A School of Thanksgiving
The Mass is a school of Thanksgiving, which is what the Greek word “eucharistia” means, and one of the things for which I’m particularly grateful this week is the gift by which we are able, literally, to give God thanks better and more beautifully whenever and wherever Mass is prayed in English. This Sunday we celebrate the fifth anniversary of the new English translation of the Roman Missal, and it’s truly right and just for us all to give God thanks for what this more accurate and reverent rendering has added to the greatest prayer of gratitude.
No translation will ever be perfect and some have found particular phrases in the new translation a little hard to get used to, but it’s nevertheless a vast improvement over what priests needed to use prior to the afternoon of November 26, 2011.
I see the extraordinary difference every day as I pray the Liturgy of the Hours on iBreviary. At the end of the Office of Readings, the program puts one right after the other the old translation from the as-yet-unrevised Liturgy of the Hours as well as the new one taken from the Missal, giving us a chance to prayer either. This makes clear that in many cases the old version wasn’t even a translation of the Latin original, but rather a paraphrase, one that routinely misses much or all of the theological depth and beauty of what it is now found in the new and improved edition. The difference for me is similar to what happens when one contrasts the text of the Revised Standard Version of Sacred Scripture with a children’s Bible.
Prior to 2011, whenever I prayed Mass in English, I always felt somewhat liturgically impoverished. Celebrating the Mass in Portuguese, Spanish, Italian, German or Latin the prayers were obviously so much richer than what was supposed to be their English equivalent. (In French, sadly, the stripping of beauty and depth remains worse than it was in English prior to the revisions). Over the last five years, praying the Mass in English has been like diving into deep rather than the shallow end of the font of living water.

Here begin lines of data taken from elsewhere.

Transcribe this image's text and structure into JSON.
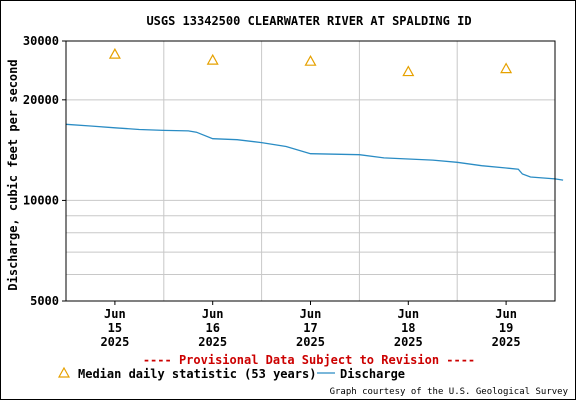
{
  "chart_data": {
    "type": "line",
    "title": "USGS 13342500 CLEARWATER RIVER AT SPALDING ID",
    "ylabel": "Discharge, cubic feet per second",
    "y_scale": "log",
    "ylim": [
      5000,
      30000
    ],
    "y_ticks": [
      5000,
      10000,
      20000,
      30000
    ],
    "y_tick_labels": [
      "5000",
      "10000",
      "20000",
      "30000"
    ],
    "y_minor_ticks": [
      6000,
      7000,
      8000,
      9000
    ],
    "x_range": [
      "2025-06-14 12:00",
      "2025-06-19 12:00"
    ],
    "x_ticks": [
      {
        "date": "2025-06-15 00:00",
        "label": [
          "Jun",
          "15",
          "2025"
        ]
      },
      {
        "date": "2025-06-16 00:00",
        "label": [
          "Jun",
          "16",
          "2025"
        ]
      },
      {
        "date": "2025-06-17 00:00",
        "label": [
          "Jun",
          "17",
          "2025"
        ]
      },
      {
        "date": "2025-06-18 00:00",
        "label": [
          "Jun",
          "18",
          "2025"
        ]
      },
      {
        "date": "2025-06-19 00:00",
        "label": [
          "Jun",
          "19",
          "2025"
        ]
      }
    ],
    "grid": true,
    "series": [
      {
        "name": "Discharge",
        "kind": "line",
        "color": "#2a8cc4",
        "points": [
          [
            "2025-06-14 12:00",
            16900
          ],
          [
            "2025-06-14 18:00",
            16700
          ],
          [
            "2025-06-15 00:00",
            16500
          ],
          [
            "2025-06-15 06:00",
            16300
          ],
          [
            "2025-06-15 12:00",
            16200
          ],
          [
            "2025-06-15 18:00",
            16150
          ],
          [
            "2025-06-15 20:00",
            16000
          ],
          [
            "2025-06-16 00:00",
            15300
          ],
          [
            "2025-06-16 06:00",
            15200
          ],
          [
            "2025-06-16 12:00",
            14900
          ],
          [
            "2025-06-16 18:00",
            14500
          ],
          [
            "2025-06-17 00:00",
            13800
          ],
          [
            "2025-06-17 06:00",
            13750
          ],
          [
            "2025-06-17 12:00",
            13700
          ],
          [
            "2025-06-17 18:00",
            13400
          ],
          [
            "2025-06-18 00:00",
            13300
          ],
          [
            "2025-06-18 06:00",
            13200
          ],
          [
            "2025-06-18 12:00",
            13000
          ],
          [
            "2025-06-18 18:00",
            12700
          ],
          [
            "2025-06-19 00:00",
            12500
          ],
          [
            "2025-06-19 03:00",
            12400
          ],
          [
            "2025-06-19 04:00",
            12000
          ],
          [
            "2025-06-19 06:00",
            11750
          ],
          [
            "2025-06-19 12:00",
            11600
          ],
          [
            "2025-06-19 14:00",
            11500
          ]
        ]
      },
      {
        "name": "Median daily statistic (53 years)",
        "kind": "marker",
        "color": "#e6a100",
        "points": [
          [
            "2025-06-15 00:00",
            27400
          ],
          [
            "2025-06-16 00:00",
            26300
          ],
          [
            "2025-06-17 00:00",
            26100
          ],
          [
            "2025-06-18 00:00",
            24300
          ],
          [
            "2025-06-19 00:00",
            24800
          ]
        ]
      }
    ]
  },
  "provisional_note": "---- Provisional Data Subject to Revision ----",
  "provisional_color": "#cc0000",
  "legend": {
    "median_label": "Median daily statistic (53 years)",
    "discharge_label": "Discharge"
  },
  "credit": "Graph courtesy of the U.S. Geological Survey"
}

Moreover, there are so improvements for which to be grateful: various restored feasts, new saints, new Votive Masses and Masses for Various Needs and Occasions and the incorporation of the Eucharistic Prayers for Various Needs, much better musical notations for the priests to sing, and in almost every publication much more beautiful sacred art.
It’s a far more demanding text, with complex sentences and a much larger vocabulary, requiring more work for priests and people both, because there’s been the liturgical equivalent of a switch from the USA Today to the New York Times. But that extra work ought to be another source of thanksgiving, because it repays the effort and redounds to spiritual growth.
And so as we worship throughout the days of Thanksgiving toward beginning of the Church’s new liturgical year, let us be grateful for the new and improved way we fulfill our happy, saving duty to thank God supremely for everything, in every place and at every time.